Herman O. Kent (April 19, 1884 - ?) was a farmhand, typesetter and trade union activist from Milwaukee, Wisconsin who served two terms as a Socialist member of the Wisconsin State Assembly representing Milwaukee County's 9th Assembly district (the 9th and 10th wards of the City of Milwaukee).

== Background ==
Kent was born in Germany on April 19, 1884. He came to the town of Ashippun in Dodge County, Wisconsin with his parents, when one month old, living there on a farm until 1898, and attending local public schools and St. John's German-language parochial school. He then moved to Monterey in Waukesha County where
he continued school and worked on a farm until 1901, when he entered his printing trade apprenticeship at the Wisconsin Free Press in Oconomowoc. After completing apprenticeship, he worked for several newspapers in Wisconsin. He went to Milwaukee in 1906, joining International Typographical Union Local 23 and continuing
in his trade, eventually becoming a linotype operator for the Milwaukee Leader. He was active in the trade union movement and became a member of the Social Democratic party in 1908.

== Legislature ==
In 1912, Kent ran for the Assembly seat held by Socialist Edmund J. Berner, who was running for the state senate.
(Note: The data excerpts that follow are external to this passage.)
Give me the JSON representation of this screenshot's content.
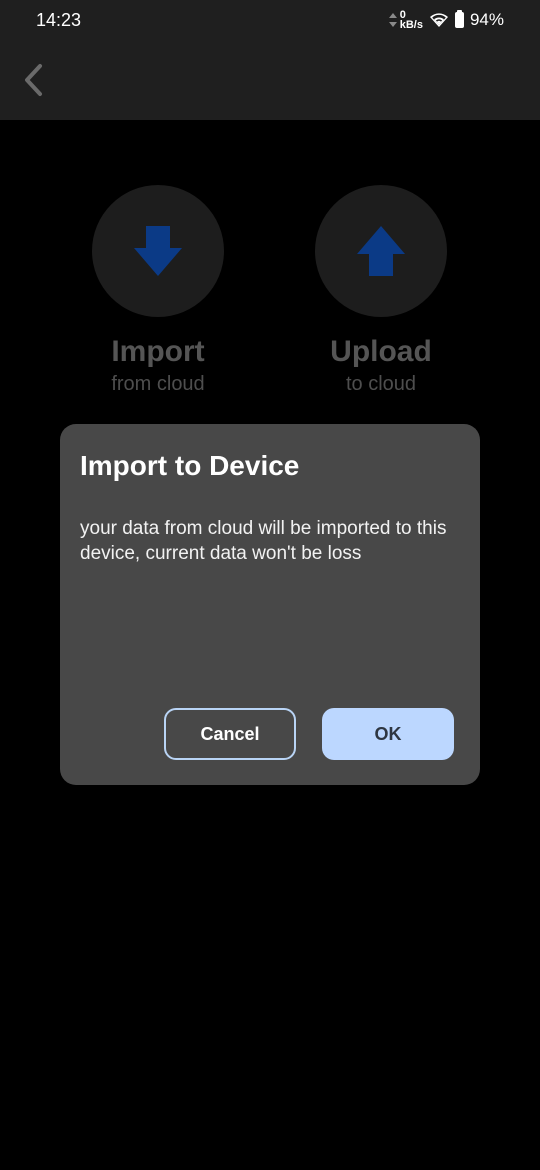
{
  "status_bar": {
    "time": "14:23",
    "net_speed_value": "0",
    "net_speed_unit": "kB/s",
    "battery": "94%"
  },
  "app_bar": {
    "back_icon": "chevron-left-icon"
  },
  "actions": {
    "import": {
      "title": "Import",
      "subtitle": "from cloud",
      "icon": "arrow-down-icon"
    },
    "upload": {
      "title": "Upload",
      "subtitle": "to cloud",
      "icon": "arrow-up-icon"
    }
  },
  "dialog": {
    "title": "Import to Device",
    "message": "your data from cloud will be imported to this device, current data won't be loss",
    "cancel_label": "Cancel",
    "ok_label": "OK"
  },
  "colors": {
    "arrow_blue": "#0b3a86",
    "ok_button": "#bcd7ff",
    "dialog_bg": "#484848"
  }
}
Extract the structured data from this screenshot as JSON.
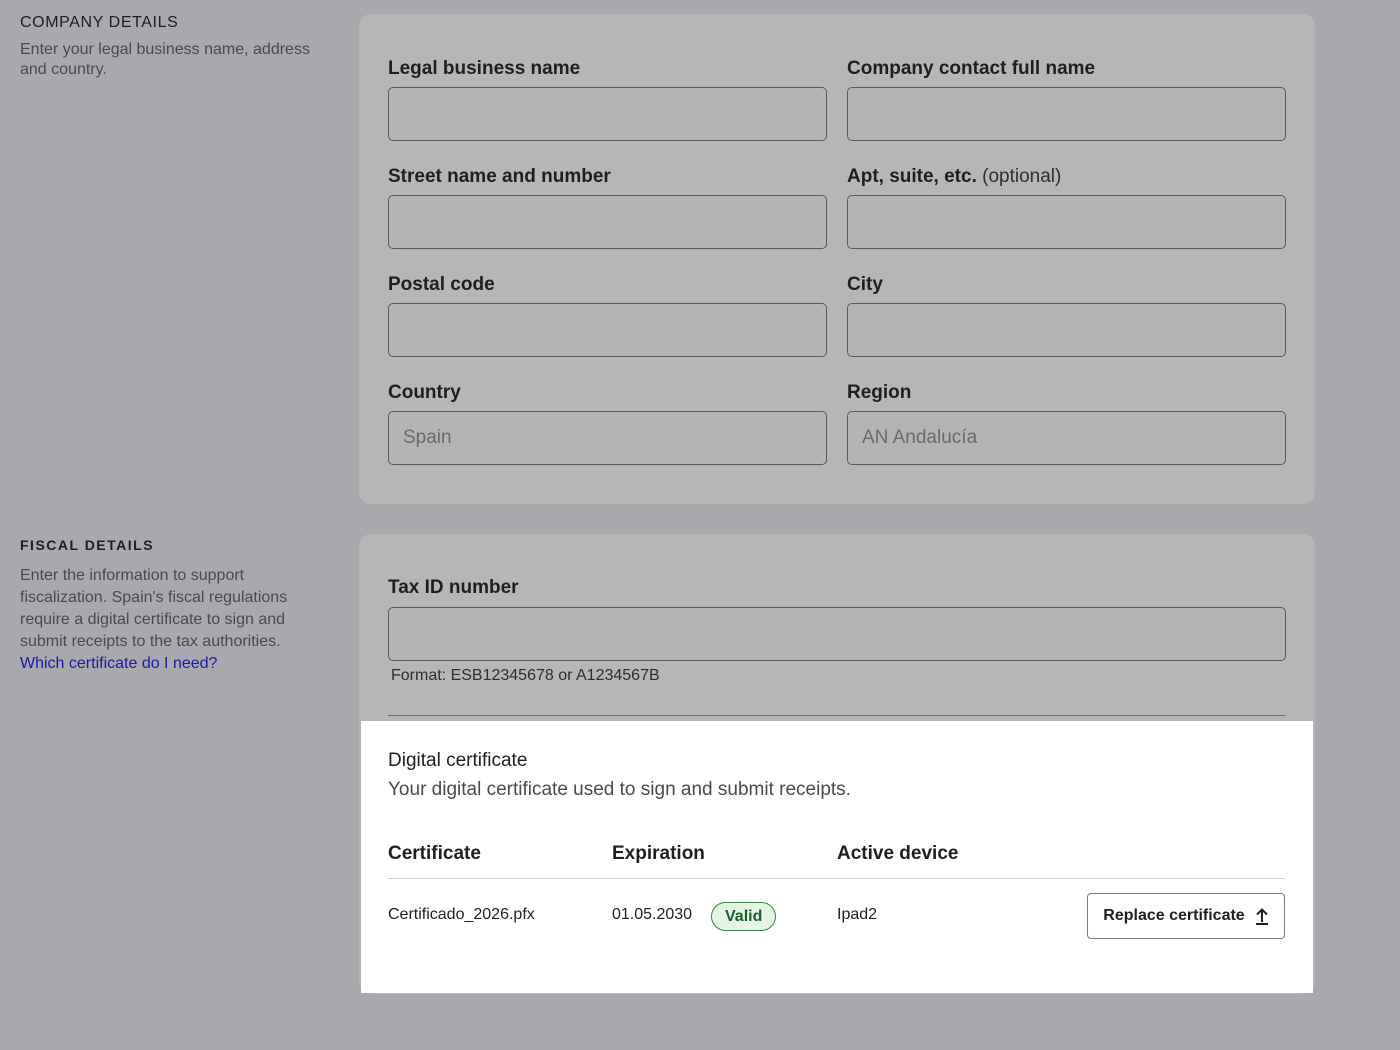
{
  "company_section": {
    "title": "COMPANY DETAILS",
    "description": "Enter your legal business name, address and country."
  },
  "company_form": {
    "legal_name_label": "Legal business name",
    "legal_name_value": "",
    "contact_label": "Company contact full name",
    "contact_value": "",
    "street_label": "Street name and number",
    "street_value": "",
    "apt_label": "Apt, suite, etc.",
    "apt_optional": "(optional)",
    "apt_value": "",
    "postal_label": "Postal code",
    "postal_value": "",
    "city_label": "City",
    "city_value": "",
    "country_label": "Country",
    "country_value": "Spain",
    "region_label": "Region",
    "region_value": "AN Andalucía"
  },
  "fiscal_section": {
    "title": "FISCAL DETAILS",
    "description": "Enter the information to support fiscalization. Spain's fiscal regulations require a digital certificate to sign and submit receipts to the tax authorities.",
    "link": "Which certificate do I need?"
  },
  "fiscal_form": {
    "tax_id_label": "Tax ID number",
    "tax_id_value": "",
    "tax_id_hint": "Format: ESB12345678 or A1234567B"
  },
  "certificate": {
    "title": "Digital certificate",
    "subtitle": "Your digital certificate used to sign and submit receipts.",
    "columns": [
      "Certificate",
      "Expiration",
      "Active device"
    ],
    "row": {
      "file": "Certificado_2026.pfx",
      "expiration": "01.05.2030",
      "status": "Valid",
      "device": "Ipad2"
    },
    "replace_label": "Replace certificate",
    "status_color": "#2f8a3f"
  }
}
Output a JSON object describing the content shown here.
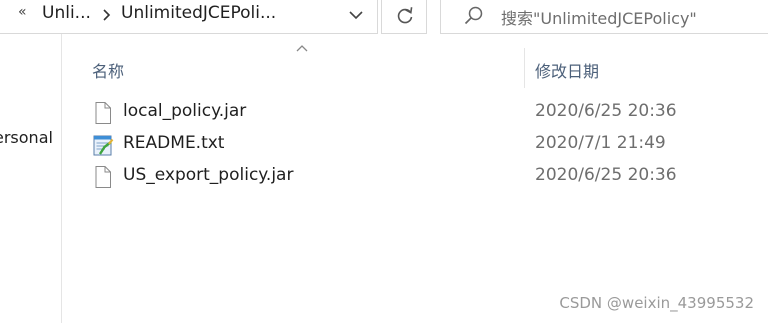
{
  "address_bar": {
    "overflow": "«",
    "crumbs": [
      "Unli...",
      "UnlimitedJCEPoli..."
    ]
  },
  "search": {
    "placeholder": "搜索\"UnlimitedJCEPolicy\""
  },
  "nav_pane": {
    "visible_item": "ersonal"
  },
  "columns": {
    "name": "名称",
    "date_modified": "修改日期",
    "sort": "ascending"
  },
  "files": [
    {
      "name": "local_policy.jar",
      "date": "2020/6/25 20:36",
      "icon": "blank-file-icon"
    },
    {
      "name": "README.txt",
      "date": "2020/7/1 21:49",
      "icon": "notepad-text-file-icon"
    },
    {
      "name": "US_export_policy.jar",
      "date": "2020/6/25 20:36",
      "icon": "blank-file-icon"
    }
  ],
  "watermark": "CSDN @weixin_43995532"
}
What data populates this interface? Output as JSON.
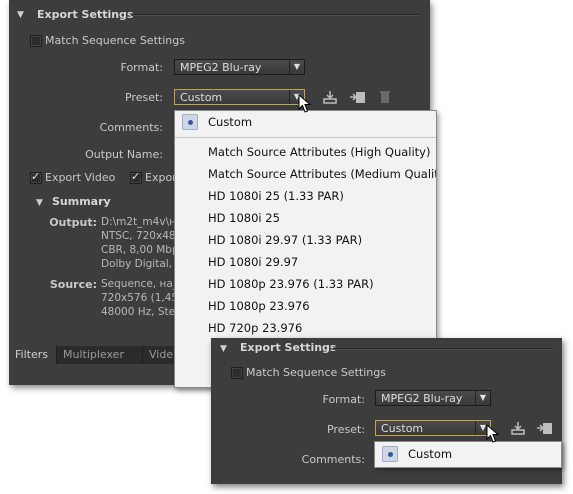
{
  "back": {
    "section_title": "Export Settings",
    "match_sequence": "Match Sequence Settings",
    "format_label": "Format:",
    "format_value": "MPEG2 Blu-ray",
    "preset_label": "Preset:",
    "preset_value": "Custom",
    "comments_label": "Comments:",
    "output_name_label": "Output Name:",
    "export_video": "Export Video",
    "export_audio_partial": "Expor",
    "summary_title": "Summary",
    "output_label": "Output:",
    "output_lines": [
      "D:\\m2t_m4v\\н",
      "NTSC, 720x480",
      "CBR, 8,00 Mbp",
      "Dolby Digital,"
    ],
    "source_label": "Source:",
    "source_lines": [
      "Sequence, на_",
      "720x576 (1,458",
      "48000 Hz, Ster"
    ],
    "tabs": [
      "Filters",
      "Multiplexer",
      "Vide"
    ]
  },
  "menu": {
    "items": [
      "Custom",
      "Match Source Attributes (High Quality)",
      "Match Source Attributes (Medium Quality)",
      "HD 1080i 25 (1.33 PAR)",
      "HD 1080i 25",
      "HD 1080i 29.97 (1.33 PAR)",
      "HD 1080i 29.97",
      "HD 1080p 23.976 (1.33 PAR)",
      "HD 1080p 23.976",
      "HD 720p 23.976"
    ],
    "selected": "Custom"
  },
  "front": {
    "section_title": "Export Settings",
    "match_sequence": "Match Sequence Settings",
    "format_label": "Format:",
    "format_value": "MPEG2 Blu-ray",
    "preset_label": "Preset:",
    "preset_value": "Custom",
    "comments_label": "Comments:",
    "menu_item": "Custom"
  },
  "icons": {
    "save_preset": "save-preset-icon",
    "import_preset": "import-preset-icon",
    "delete_preset": "delete-preset-icon",
    "cursor": "mouse-cursor-icon"
  },
  "colors": {
    "panel_bg": "#3d3d3d",
    "focus_border": "#c7a04a",
    "menu_bg": "#f2f2f2",
    "selected_dot": "#3a55a0"
  }
}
Kent lost to Democrat William Walsh, who earned 1,209 votes against 1,035 for Kent, 459 for Republican Eugene Herman, and 31 for Prohibitionist Frank F. Wolfe. In 1914, with Walsh not running, Kent won the seat, with 915 votes to 674 for Democrat Anton Schloege and 548 for Republican Anthony Rausch, Jr. He was assigned to the standing committees on education and statutory revision.

Kent won re-election in 1916 with a vote of 1136, against 812 for Republican candidate A. F. Geisinger and 485 for prior opponent Rausch (now running as a Democrat). He transferred to the committee on labor.

He did not run for re-election in 1918, and was succeeded by fellow Socialist Julius Kiesner.

== Run for governor ==
In 1926, Kent was the Socialist nominee for Governor of Wisconsin. He came in fourth in a six-way race, with 40,293 votes (7.28%) out of 552,912.